Walmart, Amazon-used utility bug permitting RCE attacks

A critical memory corruption vulnerability in Fluent Bit, an essential component utilized by leading cloud service providers and major tech companies, is allowing attackers to obtain potentially sensitive data.

Researchers at Tenable have discovered a vulnerability in Fluent Bit, an open-source data collector and processor often used in cloud-based environments. The vulnerability could be exploited to achieve denial-of-service (DoS), information disclosure, or remote code execution (RCE) attacks.

The affected utility is immensely popular, boasting three billion downloads up until 2022 and 10 million daily deployments. Virtually all major cloud providers use Fluent Bit, including Google Cloud, Amazon Web Services (AWS), and Microsoft. Major companies such as LinkedIn, VMware, Walmart, Cisco, and others also rely on the utility.

Tracked as CVE-2024-4323, the bug is a critical memory corruption vulnerability in Fluent Bit’s built-in HTTP server, affecting versions 2.0.7. through 3.0.3. Researchers succeeded in exploiting the bug to “crash the service and cause a denial of service scenario” and retrieve parts of data returned in the HTTP responses.

“While this is generally unlikely to reveal anything other than previous metrics requests, the researchers were able to occasionally retrieve partial secrets during their testing, indicating that this issue could potentially leak sensitive information,” researchers said.

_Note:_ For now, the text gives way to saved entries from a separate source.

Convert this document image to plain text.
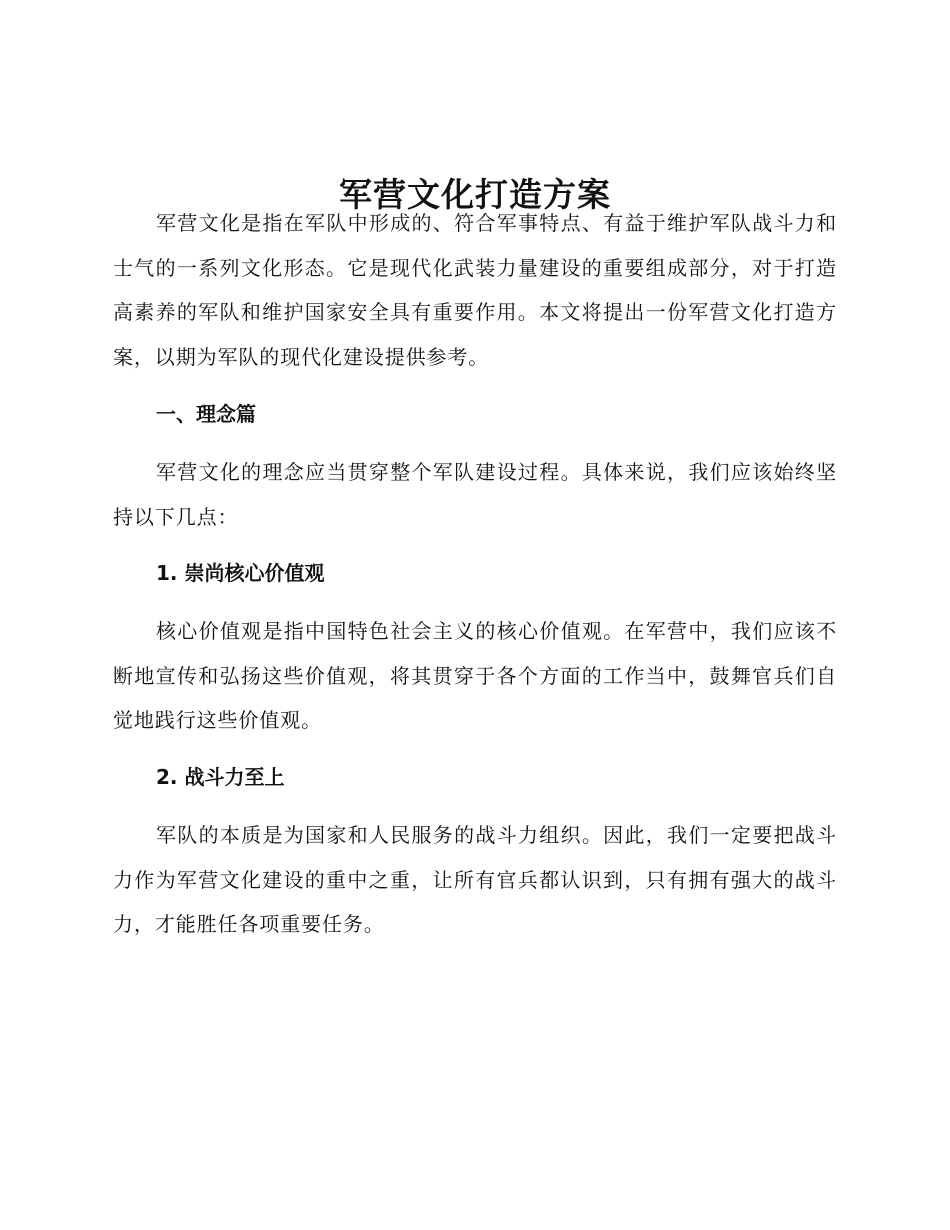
军营文化打造方案

军营文化是指在军队中形成的、符合军事特点、有益于维护军队战斗力和士气的一系列文化形态。它是现代化武装力量建设的重要组成部分，对于打造高素养的军队和维护国家安全具有重要作用。本文将提出一份军营文化打造方案，以期为军队的现代化建设提供参考。

一、理念篇

军营文化的理念应当贯穿整个军队建设过程。具体来说，我们应该始终坚持以下几点：

1. 崇尚核心价值观

核心价值观是指中国特色社会主义的核心价值观。在军营中，我们应该不断地宣传和弘扬这些价值观，将其贯穿于各个方面的工作当中，鼓舞官兵们自觉地践行这些价值观。

2. 战斗力至上

军队的本质是为国家和人民服务的战斗力组织。因此，我们一定要把战斗力作为军营文化建设的重中之重，让所有官兵都认识到，只有拥有强大的战斗力，才能胜任各项重要任务。
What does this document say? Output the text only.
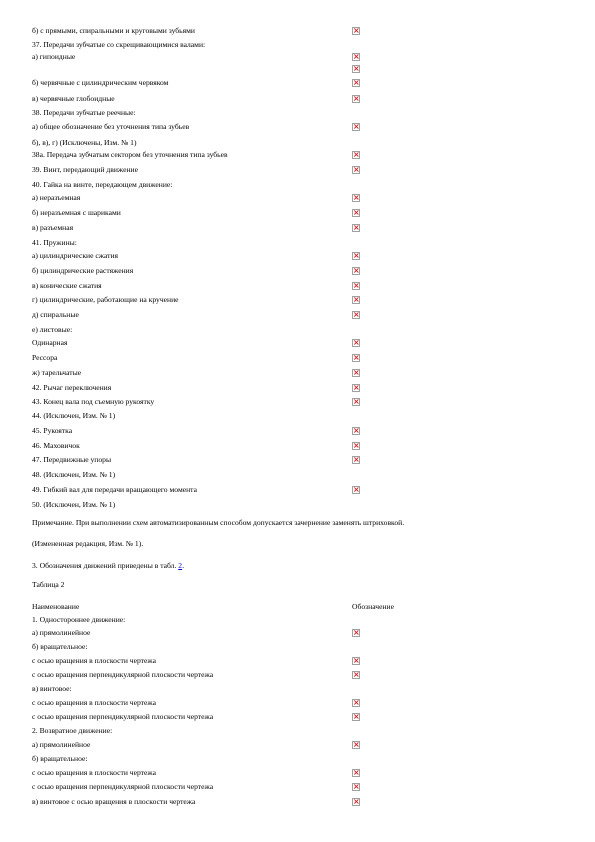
б) с прямыми, спиральными и круговыми зубьями
×
37. Передачи зубчатые со скрещивающимися валами:
а) гипоидные
×
×
б) червячные с цилиндрическим червяком
×
в) червячные глобоидные
×
38. Передачи зубчатые реечные:
а) общее обозначение без уточнения типа зубьев
×
б), в), г) (Исключены, Изм. № 1)
38а. Передача зубчатым сектором без уточнения типа зубьев
×
39. Винт, передающий движение
×
40. Гайка на винте, передающем движение:
а) неразъемная
×
б) неразъемная с шариками
×
в) разъемная
×
41. Пружины:
а) цилиндрические сжатия
×
б) цилиндрические растяжения
×
в) конические сжатия
×
г) цилиндрические, работающие на кручение
×
д) спиральные
×
е) листовые:
Одинарная
×
Рессора
×
ж) тарельчатые
×
42. Рычаг переключения
×
43. Конец вала под съемную рукоятку
×
44. (Исключен, Изм. № 1)
45. Рукоятка
×
46. Маховичок
×
47. Передвижные упоры
×
48. (Исключен, Изм. № 1)
49. Гибкий вал для передачи вращающего момента
×
50. (Исключен, Изм. № 1)
Примечание. При выполнении схем автоматизированным способом допускается зачернение заменять штриховкой.
(Измененная редакция, Изм. № 1).
3. Обозначения движений приведены в табл. 2.
Таблица 2
Наименование	Обозначение
1. Одностороннее движение:
а) прямолинейное
×
б) вращательное:
с осью вращения в плоскости чертежа
×
с осью вращения перпендикулярной плоскости чертежа
×
в) винтовое:
с осью вращения в плоскости чертежа
×
с осью вращения перпендикулярной плоскости чертежа
×
2. Возвратное движение:
а) прямолинейное
×
б) вращательное:
с осью вращения в плоскости чертежа
×
с осью вращения перпендикулярной плоскости чертежа
×
в) винтовое с осью вращения в плоскости чертежа
×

According to the report, while crafting an exploit for remote code execution is difficult, it’s not impossible. However, researchers note that creating a reliable exploit is difficult and time-intensive, leading researchers to believe that malicious actors would opt to abuse the flaw to carry out DoS attacks or leak data.

To avoid attackers exploiting the bug, researchers advise users to upgrade the utility to the latest version, ensuring that only authorized users and services are able to query Fluent Bit. Meanwhile, companies that rely on cloud services that are known to use the utility are advised to reach out to cloud service providers.